NEW YORK – Early in my career I had the great pleasure of discovering a very large leather-bound three-volume book titled Art Treasures of America. It was published in 1879 in Philadelphia and written by an artist named Earl Shinn, who went by the pseudonym Edward Strahan. Shinn basically chronicled a “Who’s Who” in American collecting in the decades following the Civil War, featuring such luminaries as Vanderbilt, Belmont, Stewart, Morgan and Astor. His goal was to visit those collections that he deemed the most important – he wrote vivid descriptions, compiled extensive checklists and illustrated the top paintings in rich photogravures scattered throughout the three volumes. The book had a limited run; an immense volume is housed at the Frick Art Reference Library in New York, which is where I first used it. About ten years ago, I found a copy on eBay, which now graces my own personal library.
Edward Strahan, Art Treasures of America, Philadelphia, 1879, three volumes.
Whenever we offer a painting that appears in Strahan, it is my job to pull the heavy tomes off my bookshelf at home and find the exact page references to be listed under Literature in our catalogue notes; this saves us a trip to the Frick. When I do this, it never ceases to amaze me how many major 19th-century European paintings ended up in these early collections, and of course, being in the auction business, I always wonder what happened to them. One image has always stood out: it depicts the most extraordinary painting of a bustling Paris flower market by a French artist named Marie François Firmin Girard. I have probably sold a total of twenty paintings by Firmin Girard over the years, but nothing could compare to this picture. Every time I saw the photogravure, I would ask myself, “What ever happened to this picture? Where are you?” Strahan viewed it in the collection of a rich New Yorker, Theron Butler; I always remembered this because my brother’s name is Theron, and I have never heard of anyone else with this unusual first name.
Photogravure of Firmin-Girard’s Le Quai aux Fleurs, from Edward Strahan’s Art Treasures in America, 1879.
Fast forward the story. I was reading my email in early December, and one message stood out with the subject line ”Marie François Firmin-Girard (French 1838 -1921).” When I opened the attachment, a colour photograph of Firmin Girard’s long-lost Paris flower market appeared on my screen! It turns out that following the sale of Theron Butler’s collection in 1910, the painting eventually made its way to the collection of Mr. and Mrs. Charles S. Whitehouse; Charles Whitehouse was the grandson of Charles Crocker of San Francisco. I am delighted to say that its next appearance will be at Sotheby’s New York where it is a highlight of our 19th Century European Art sale on 9 May.

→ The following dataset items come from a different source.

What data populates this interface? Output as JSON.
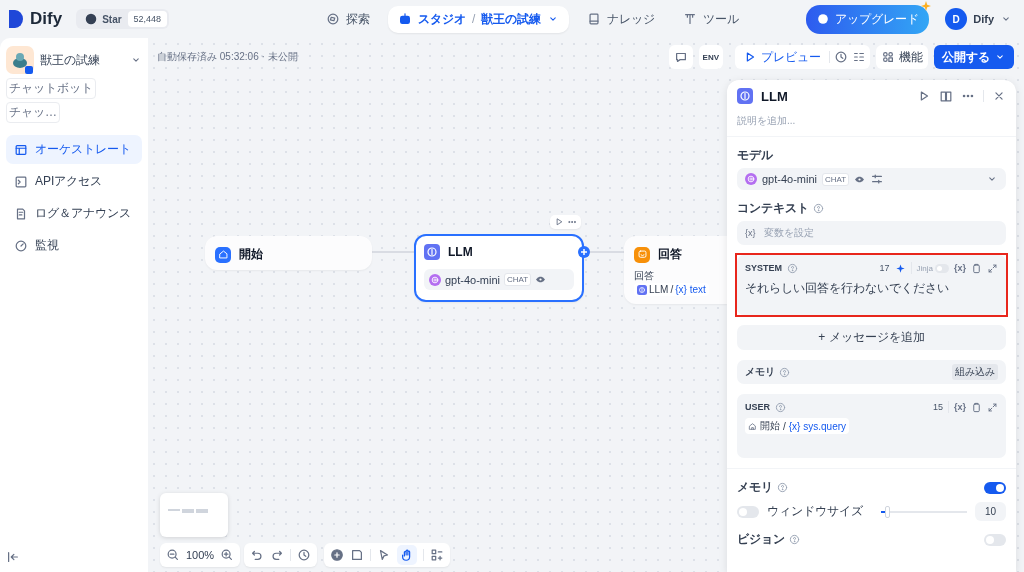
{
  "header": {
    "logo": "Dify",
    "github": {
      "label": "Star",
      "count": "52,448"
    },
    "nav": [
      {
        "label": "探索",
        "selected": false
      },
      {
        "label": "スタジオ",
        "selected": true,
        "separator": "/",
        "breadcrumb": "獣王の試練"
      },
      {
        "label": "ナレッジ",
        "selected": false
      },
      {
        "label": "ツール",
        "selected": false
      }
    ],
    "upgrade": "アップグレード",
    "user": {
      "initial": "D",
      "name": "Dify"
    }
  },
  "sidebar": {
    "app_name": "獣王の試練",
    "tags": [
      "チャットボット",
      "チャッ…"
    ],
    "items": [
      {
        "label": "オーケストレート",
        "selected": true
      },
      {
        "label": "APIアクセス",
        "selected": false
      },
      {
        "label": "ログ＆アナウンス",
        "selected": false
      },
      {
        "label": "監視",
        "selected": false
      }
    ]
  },
  "canvas": {
    "status": "自動保存済み 05:32:06 · 未公開",
    "env": "ENV",
    "preview": "プレビュー",
    "features": "機能",
    "publish": "公開する",
    "nodes": [
      {
        "kind": "start",
        "title": "開始",
        "selected": false
      },
      {
        "kind": "llm",
        "title": "LLM",
        "model": "gpt-4o-mini",
        "badge": "CHAT",
        "selected": true
      },
      {
        "kind": "answer",
        "title": "回答",
        "field": "回答",
        "source": "LLM",
        "separator": "/",
        "var_mark": "{x}",
        "variable": "text",
        "selected": false
      }
    ],
    "zoom": "100%"
  },
  "panel": {
    "title": "LLM",
    "description_placeholder": "説明を追加...",
    "model": {
      "label": "モデル",
      "name": "gpt-4o-mini",
      "badge": "CHAT"
    },
    "context": {
      "label": "コンテキスト",
      "var_mark": "{x}",
      "placeholder": "変数を設定"
    },
    "system": {
      "label": "SYSTEM",
      "count": "17",
      "jinja": {
        "label": "Jinja",
        "on": false
      },
      "var_mark": "{x}",
      "text": "それらしい回答を行わないでください",
      "highlighted": true
    },
    "add_message": "+ メッセージを追加",
    "memory_role": {
      "label": "メモリ",
      "value": "組み込み"
    },
    "user": {
      "label": "USER",
      "count": "15",
      "var_mark": "{x}",
      "source": "開始",
      "separator": "/",
      "ref_mark": "{x}",
      "variable": "sys.query"
    },
    "memory": {
      "label": "メモリ",
      "on": true
    },
    "window_size": {
      "label": "ウィンドウサイズ",
      "checked": false,
      "level": 0.05,
      "value": "10"
    },
    "vision": {
      "label": "ビジョン",
      "on": false
    }
  }
}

Marie-François Firmin Girard, Le Quai aux Fleurs, signed Firmin Girard. Estimate $300,000–500,000. To be included in the 19th Century European Art sale at Sotheby’s New York, 9 May 2014.
We now know that Firmin Girard’s Paris flower market was a star of the Paris Salon of 1876. Contemporary reviews recount that the painting was so popular that it was difficult to see because of the crowds standing in front of it, marvelling at the remarkable detail – elegantly dressed Parisians only rivalled by the variety of colourful flowers filling the vendor’s carts. One of our favorite details is the marchand de coco, or the man with the tall apparatus on his back, which dispensed a cool drink of licorice and lemon flavoured water into the silver cups dangling from his waist.
Pauquet, Marchand de Coco, circa 1841.
My search is now over. It reminds me of that early scene in the 1939 film version of The Wizard of Oz (one of my all-time favourite movies) when Dorothy’s monochromatic world is vibrantly transformed when she opens the door of her house that fell on the Wicked Witch of the East and enters the colourful world of Munchkinland!